Las artistas de las películas siempre aparecen con gafas de sol en los entierros y en las escenas en las que lloran en público. Ocultar los ojos funcionaba en el cine como una representación del dolor que poco a poco se ha ido colando en la vida real. Si alguien se esconde tras unos cristales oscuros significa que ha llorado y se está aplicando una especie de tratamiento paliativo, aunque cada uno tiene sus propias estrategias para asimilar el dolor. Hay quien lo apaga, como se detiene un motor ruidoso, y quien escribe para quitárselo de encima.

El libro de Miguel Ángel Hernández, El dolor de los demás, define de forma asombrosa cómo funciona ese proceso en un medio tan cerrado como la Huerta. El escritor es a la vez narrador y protagonista de un suceso ocurrido en una pedanía murciana en la Nochebuena de 1995, porque su mejor amigo mató a su propia hermana y después se tiró por un barranco.
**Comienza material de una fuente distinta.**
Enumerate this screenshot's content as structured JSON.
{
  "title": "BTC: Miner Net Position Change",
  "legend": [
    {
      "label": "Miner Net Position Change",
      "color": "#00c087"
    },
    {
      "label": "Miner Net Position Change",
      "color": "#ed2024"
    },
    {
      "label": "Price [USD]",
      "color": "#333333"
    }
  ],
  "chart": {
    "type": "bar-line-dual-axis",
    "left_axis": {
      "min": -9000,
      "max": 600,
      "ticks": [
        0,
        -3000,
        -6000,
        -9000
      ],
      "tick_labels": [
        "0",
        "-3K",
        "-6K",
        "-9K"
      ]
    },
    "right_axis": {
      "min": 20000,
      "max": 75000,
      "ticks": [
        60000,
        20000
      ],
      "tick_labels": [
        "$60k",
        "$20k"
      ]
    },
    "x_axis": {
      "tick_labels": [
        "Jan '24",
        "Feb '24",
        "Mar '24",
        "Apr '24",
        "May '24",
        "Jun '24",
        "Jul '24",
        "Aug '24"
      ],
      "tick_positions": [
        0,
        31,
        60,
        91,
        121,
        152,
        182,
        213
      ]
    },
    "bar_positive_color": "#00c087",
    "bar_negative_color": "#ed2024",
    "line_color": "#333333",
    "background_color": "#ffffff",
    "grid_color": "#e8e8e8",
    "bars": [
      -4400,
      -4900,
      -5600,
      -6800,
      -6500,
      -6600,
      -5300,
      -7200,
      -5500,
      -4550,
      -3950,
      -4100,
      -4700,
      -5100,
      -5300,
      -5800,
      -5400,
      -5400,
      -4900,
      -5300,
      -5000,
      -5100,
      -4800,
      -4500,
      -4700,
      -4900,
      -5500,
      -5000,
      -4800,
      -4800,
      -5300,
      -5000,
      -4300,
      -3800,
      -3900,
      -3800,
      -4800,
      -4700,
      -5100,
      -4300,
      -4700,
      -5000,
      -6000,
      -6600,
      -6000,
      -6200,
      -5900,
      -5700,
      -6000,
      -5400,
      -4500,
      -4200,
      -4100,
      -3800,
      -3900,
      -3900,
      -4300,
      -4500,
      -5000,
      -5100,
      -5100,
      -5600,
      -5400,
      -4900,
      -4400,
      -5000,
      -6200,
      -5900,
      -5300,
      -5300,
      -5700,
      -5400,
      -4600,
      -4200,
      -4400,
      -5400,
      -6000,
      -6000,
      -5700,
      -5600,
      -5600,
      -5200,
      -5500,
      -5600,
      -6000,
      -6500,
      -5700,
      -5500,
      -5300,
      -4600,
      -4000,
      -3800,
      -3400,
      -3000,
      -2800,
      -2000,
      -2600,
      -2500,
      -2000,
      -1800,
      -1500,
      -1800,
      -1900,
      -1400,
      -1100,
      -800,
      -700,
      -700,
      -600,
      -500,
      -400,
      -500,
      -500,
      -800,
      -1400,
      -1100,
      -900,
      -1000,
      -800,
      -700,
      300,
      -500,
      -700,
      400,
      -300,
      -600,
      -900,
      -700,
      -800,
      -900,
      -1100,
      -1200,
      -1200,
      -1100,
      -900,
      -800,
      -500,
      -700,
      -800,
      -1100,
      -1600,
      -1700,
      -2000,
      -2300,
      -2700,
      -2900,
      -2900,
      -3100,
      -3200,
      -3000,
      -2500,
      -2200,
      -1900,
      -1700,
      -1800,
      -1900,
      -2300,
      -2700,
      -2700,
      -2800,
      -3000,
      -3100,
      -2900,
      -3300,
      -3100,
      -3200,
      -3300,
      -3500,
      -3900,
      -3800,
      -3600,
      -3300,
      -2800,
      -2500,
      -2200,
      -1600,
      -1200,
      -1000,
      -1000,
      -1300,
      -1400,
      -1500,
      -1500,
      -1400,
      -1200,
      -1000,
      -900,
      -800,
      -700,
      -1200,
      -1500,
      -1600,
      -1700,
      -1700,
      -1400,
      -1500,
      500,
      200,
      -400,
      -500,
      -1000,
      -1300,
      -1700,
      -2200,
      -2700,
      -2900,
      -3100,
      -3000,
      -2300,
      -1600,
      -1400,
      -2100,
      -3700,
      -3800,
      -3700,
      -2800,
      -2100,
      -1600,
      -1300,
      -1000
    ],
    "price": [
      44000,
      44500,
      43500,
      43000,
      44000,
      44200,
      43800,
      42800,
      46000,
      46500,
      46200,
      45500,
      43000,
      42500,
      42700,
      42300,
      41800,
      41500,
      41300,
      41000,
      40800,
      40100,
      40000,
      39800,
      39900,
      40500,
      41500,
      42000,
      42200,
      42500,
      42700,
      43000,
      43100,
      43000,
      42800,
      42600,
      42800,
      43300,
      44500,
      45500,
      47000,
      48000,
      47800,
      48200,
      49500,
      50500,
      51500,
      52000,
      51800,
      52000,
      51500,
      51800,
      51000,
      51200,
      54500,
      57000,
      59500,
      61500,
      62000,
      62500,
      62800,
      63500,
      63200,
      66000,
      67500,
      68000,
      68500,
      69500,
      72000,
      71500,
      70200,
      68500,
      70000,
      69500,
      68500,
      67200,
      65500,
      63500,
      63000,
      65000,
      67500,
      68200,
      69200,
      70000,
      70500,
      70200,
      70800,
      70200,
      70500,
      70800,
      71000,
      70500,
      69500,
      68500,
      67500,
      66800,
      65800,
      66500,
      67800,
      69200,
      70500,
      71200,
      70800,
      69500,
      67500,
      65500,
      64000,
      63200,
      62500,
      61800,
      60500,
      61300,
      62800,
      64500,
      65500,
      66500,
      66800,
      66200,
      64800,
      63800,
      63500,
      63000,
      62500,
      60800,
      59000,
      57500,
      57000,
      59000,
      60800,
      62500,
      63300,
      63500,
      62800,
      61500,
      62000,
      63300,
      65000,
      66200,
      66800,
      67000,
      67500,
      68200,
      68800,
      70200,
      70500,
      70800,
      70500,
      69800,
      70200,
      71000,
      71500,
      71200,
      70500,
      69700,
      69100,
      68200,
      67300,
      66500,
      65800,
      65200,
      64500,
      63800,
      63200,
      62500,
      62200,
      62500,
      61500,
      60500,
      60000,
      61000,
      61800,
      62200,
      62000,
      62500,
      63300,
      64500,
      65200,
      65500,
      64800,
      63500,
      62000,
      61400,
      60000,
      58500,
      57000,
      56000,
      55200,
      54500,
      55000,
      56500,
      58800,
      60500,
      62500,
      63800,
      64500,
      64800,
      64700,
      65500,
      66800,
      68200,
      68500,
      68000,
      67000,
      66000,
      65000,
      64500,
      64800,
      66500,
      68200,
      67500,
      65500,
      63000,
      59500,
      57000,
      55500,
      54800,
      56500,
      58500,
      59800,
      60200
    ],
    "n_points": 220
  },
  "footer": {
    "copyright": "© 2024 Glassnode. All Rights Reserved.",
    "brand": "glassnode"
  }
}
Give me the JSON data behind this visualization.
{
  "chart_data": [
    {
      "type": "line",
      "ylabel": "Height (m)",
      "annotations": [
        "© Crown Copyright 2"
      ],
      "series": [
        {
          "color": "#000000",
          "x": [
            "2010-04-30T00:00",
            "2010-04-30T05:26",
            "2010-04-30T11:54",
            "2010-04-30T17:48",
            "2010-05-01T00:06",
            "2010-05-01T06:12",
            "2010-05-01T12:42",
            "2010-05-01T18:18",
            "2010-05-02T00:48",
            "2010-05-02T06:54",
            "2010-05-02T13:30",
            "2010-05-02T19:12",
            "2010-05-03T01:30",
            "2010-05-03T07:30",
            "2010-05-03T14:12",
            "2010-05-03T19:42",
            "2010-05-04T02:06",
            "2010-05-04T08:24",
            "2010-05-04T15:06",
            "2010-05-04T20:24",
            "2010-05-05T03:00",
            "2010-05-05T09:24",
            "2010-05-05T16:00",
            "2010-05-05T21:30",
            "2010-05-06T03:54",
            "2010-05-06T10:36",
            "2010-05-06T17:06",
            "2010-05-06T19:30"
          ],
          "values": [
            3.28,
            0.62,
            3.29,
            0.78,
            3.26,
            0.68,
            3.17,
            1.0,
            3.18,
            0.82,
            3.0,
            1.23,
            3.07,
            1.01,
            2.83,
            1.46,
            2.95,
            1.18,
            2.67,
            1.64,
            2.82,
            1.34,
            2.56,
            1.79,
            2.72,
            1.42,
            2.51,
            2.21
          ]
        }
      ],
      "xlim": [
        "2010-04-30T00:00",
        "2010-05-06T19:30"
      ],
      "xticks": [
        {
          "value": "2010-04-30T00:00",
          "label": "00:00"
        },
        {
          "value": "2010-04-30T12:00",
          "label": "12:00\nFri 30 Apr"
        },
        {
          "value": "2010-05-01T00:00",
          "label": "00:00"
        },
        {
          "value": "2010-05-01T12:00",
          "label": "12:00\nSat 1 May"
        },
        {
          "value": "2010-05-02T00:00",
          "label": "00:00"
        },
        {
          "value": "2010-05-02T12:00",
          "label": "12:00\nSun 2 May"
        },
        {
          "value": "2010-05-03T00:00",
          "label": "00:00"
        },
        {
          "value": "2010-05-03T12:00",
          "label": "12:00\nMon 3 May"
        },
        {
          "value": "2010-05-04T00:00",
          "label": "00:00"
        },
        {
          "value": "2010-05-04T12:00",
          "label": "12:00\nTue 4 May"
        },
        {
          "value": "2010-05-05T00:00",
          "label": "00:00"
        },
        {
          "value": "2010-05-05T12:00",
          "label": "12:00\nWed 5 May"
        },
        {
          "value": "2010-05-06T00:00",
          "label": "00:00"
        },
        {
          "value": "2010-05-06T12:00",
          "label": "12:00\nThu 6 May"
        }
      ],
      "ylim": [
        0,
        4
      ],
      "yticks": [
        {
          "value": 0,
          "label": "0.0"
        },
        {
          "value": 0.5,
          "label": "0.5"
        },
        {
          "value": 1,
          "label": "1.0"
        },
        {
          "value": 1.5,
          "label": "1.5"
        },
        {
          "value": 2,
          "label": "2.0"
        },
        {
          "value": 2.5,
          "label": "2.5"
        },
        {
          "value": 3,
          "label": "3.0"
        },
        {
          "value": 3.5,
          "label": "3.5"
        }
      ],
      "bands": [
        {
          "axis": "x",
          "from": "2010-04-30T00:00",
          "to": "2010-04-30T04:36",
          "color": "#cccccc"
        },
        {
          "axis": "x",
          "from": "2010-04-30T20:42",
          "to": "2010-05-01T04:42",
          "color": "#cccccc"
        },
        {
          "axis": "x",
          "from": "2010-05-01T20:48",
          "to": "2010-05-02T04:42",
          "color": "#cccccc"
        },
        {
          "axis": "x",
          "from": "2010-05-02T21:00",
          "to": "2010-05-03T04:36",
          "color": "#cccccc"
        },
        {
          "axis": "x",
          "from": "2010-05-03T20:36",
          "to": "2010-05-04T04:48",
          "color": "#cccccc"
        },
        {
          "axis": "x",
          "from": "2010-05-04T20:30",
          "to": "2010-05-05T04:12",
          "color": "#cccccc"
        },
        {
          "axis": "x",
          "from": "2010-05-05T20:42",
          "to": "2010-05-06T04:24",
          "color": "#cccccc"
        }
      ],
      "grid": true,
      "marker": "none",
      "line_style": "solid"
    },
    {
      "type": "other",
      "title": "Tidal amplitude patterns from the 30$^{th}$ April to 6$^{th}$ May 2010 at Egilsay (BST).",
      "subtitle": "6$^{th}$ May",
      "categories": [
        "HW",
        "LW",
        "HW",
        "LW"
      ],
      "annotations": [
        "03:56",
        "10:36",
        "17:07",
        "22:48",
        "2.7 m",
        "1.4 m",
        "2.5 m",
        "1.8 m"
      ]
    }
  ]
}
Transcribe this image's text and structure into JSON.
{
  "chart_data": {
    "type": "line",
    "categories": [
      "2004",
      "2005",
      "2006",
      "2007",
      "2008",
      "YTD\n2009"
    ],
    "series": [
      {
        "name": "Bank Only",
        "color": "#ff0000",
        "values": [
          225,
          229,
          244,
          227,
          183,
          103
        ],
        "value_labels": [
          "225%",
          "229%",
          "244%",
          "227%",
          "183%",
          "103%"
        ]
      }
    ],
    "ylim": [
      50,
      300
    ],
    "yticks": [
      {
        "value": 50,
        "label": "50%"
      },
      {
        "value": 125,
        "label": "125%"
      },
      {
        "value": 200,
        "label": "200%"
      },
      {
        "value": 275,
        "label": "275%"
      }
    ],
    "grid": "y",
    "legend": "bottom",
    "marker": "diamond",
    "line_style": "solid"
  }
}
Si eso ocurriera ahora las televisiones pasarían días hablando del crimen, pero en aquel momento las muertes de las mujeres no tenían el tratamiento que se les da en la actualidad. Solo era un suceso tan extraño como misterioso, porque al quitarse la vida el autor del crimen había sellado el secreto que podía explicar por qué atacó a su hermana con un radiocasete.

Lo increíble de la novela es que el autor cuenta lo ocurrido casi 25 años después como si fuese el mismo adolescente tímido y retraído que se despertó de madrugada y salió al carril con su padre y sus hermanos para ver qué pasaba. Y refleja con tanta fidelidad el espanto de los vecinos en aquel amanecer a la intemperie, que casi se puede sentir la humedad de la huerta calando en los huesos. La pregunta que se hacían los conocidos que acompañaban a la familia con el cuerpo destemplado sigue flotando en el libro casi un cuarto de siglo después.

He leído la novela con un interés especial, porque a mí me tocó cubrir la noticia en LA OPINIÓN la mañana del día de Navidad y también me he pasado todos estos años preguntándome qué pasó aquella noche entre los hermanos, después de la cena de Nochebuena. No recuerdo los motivos, pero supongo que estaba de guardia y tuve que marcharme con el fotógrafo Pedro Martínez a seguir la ruta macabra: primero a la casa donde fue asesinada la chica y después, monte arriba en dirección al Cabezo de la Plata, en busca del barranco al que se arrojó el asesino. Lo extraño es que en mi cabeza conservo una imagen de la habitación en la que se produjo el crimen, aunque dudo mucho de que realmente se nos permitiera a los periodistas entrar en la casa. Supongo que mi imaginación reprodujo involuntariamente el escenario del crimen, igual que recreamos la imagen de los lugares sobre los que leemos. También recuerdo ver a Pedro Martínez alejándose con alguien que le indicaba el lugar en el que fue encontrado el cuerpo del suicida. Yo no quise acompañarlos en parte porque llevaba unos tacones incómodos y en parte porque no quería añadir aquel escenario a la lista de mortuorios que guardo en la memoria. Tampoco quise dar demasiados detalles cuando llegué con retraso a la comida familiar de Navidad, en la que había niños pequeños, adolescentes y abuelas que me reprocharon mi tardanza.

Conscientemente, puse un filtro y dosifiqué la información que iba a facilitarles. En un momento así es difícil ignorar el dolor de los demás y regresar a tu vida como si no pasara nada. Entonces es cuando funcionan las gafas oscuras.

Lo peor fue tomar la decisión de contar que había sospechas de que la agresión mortal pudo deberse a un intento de abuso sexual. El agente que nos informó no lo confirmaba taxativamente, así que yo debía sopesar si despreciaba la confidencia que había dejado caer como algo improbable o la daba por buena. Opté por escribirla. No quería alimentar el morbo de unas muertes que ya eran siniestras, pero tampoco debía responsabilizarme del dolor que había causado el agresor. Por eso no firmé la noticia.

Miguel Ángel Hernández aborda su libro planteándose ese dilema, pero él lo hace con un propósito personal, el de desentrañar los motivos que tuvo su amigo para hacer lo que hizo.